The Siwash Creek project was originally conceived as a two-megawatt power plant by the original proponent Chad Peterson, who holds a 50-per-cent stake through Green Valley Power, with the Kanaka Bar Indian Band holding the other half.
The partners were asked by B.C. Hydro to trim the capacity back to one megawatt, but by the time the Crown corporation announced its approval, it agreed to only half that — 500 kilowatts — under its Standing Order clean-energy program.
“Hydro wanted to charge us $2.1 million to connect to the grid, but then they said they could reduce it if we took a little trim on the project,” said Kanaka Bar Chief Patrick Michell.
The revenue stream for the band and Green Valley Power has been halved to about $250,000 a year. The original cost of running the $3.7-million plant, including financing, was projected to be $273,000 a year, according to the Kanaka Bar economic development plan.
“By our initial forecast, we will have to subsidize the loan for 20 years,” said Michell. “It doesn’t make any sense.”
The Kanaka Band has already invested $450,000 in feasibility, hydrology and engineering studies, with a similar investment from Green Valley.
B.C. Hydro announced it would pursue five purchase agreements last March with five First Nations projects — including Siwash Creek — including hydro, solar and wind energy projects. A purchase agreement allows proponents to sell electricity to B.C. Hydro at a set price.
However, at least ten other “shovel-ready” clean energy projects may be doomed while B.C. Hydro completes a review of its own operations and its place in the energy sector, including B.C.’s future power needs.
With the 1,100-megawatt Site C Dam planned for completion in 2024, B.C. Hydro now projects it will have a surplus of electricity until the early 2030s.
Even if British Columbians put 300,000 electric vehicles on the road over the next 12 years, they will require only 300 megawatts of new capacity, the company said.

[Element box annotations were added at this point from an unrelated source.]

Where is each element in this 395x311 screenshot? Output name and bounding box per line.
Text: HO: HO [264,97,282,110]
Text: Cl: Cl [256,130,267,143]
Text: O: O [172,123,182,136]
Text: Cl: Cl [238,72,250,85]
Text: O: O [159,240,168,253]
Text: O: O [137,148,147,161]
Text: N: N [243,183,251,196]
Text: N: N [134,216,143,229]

A long-term surplus could effectively halt all small-scale clean energy development, according to Clean Energy B.C.
“(B.C. Hydro) dropped their offer down to 500 kilowatts right around the time they announced their review,” said Michell. “So we filled out the paperwork at 500 kilowatts and (B.C. Hydro) got to make its announcement of five projects.”
In the new few weeks, Kanaka and Green Valley will discuss whether they can move forward with a new financial model or shelve the project, he said.
B.C. Hydro declined to comment on the rationale for downsizing Siwash Creek’s power purchase agreement.
The Kanaka Bar Band successfully operates a 49.9-megawatt run-of-river plant on Kwoiek Creek with partners Innergex Renewable Energy.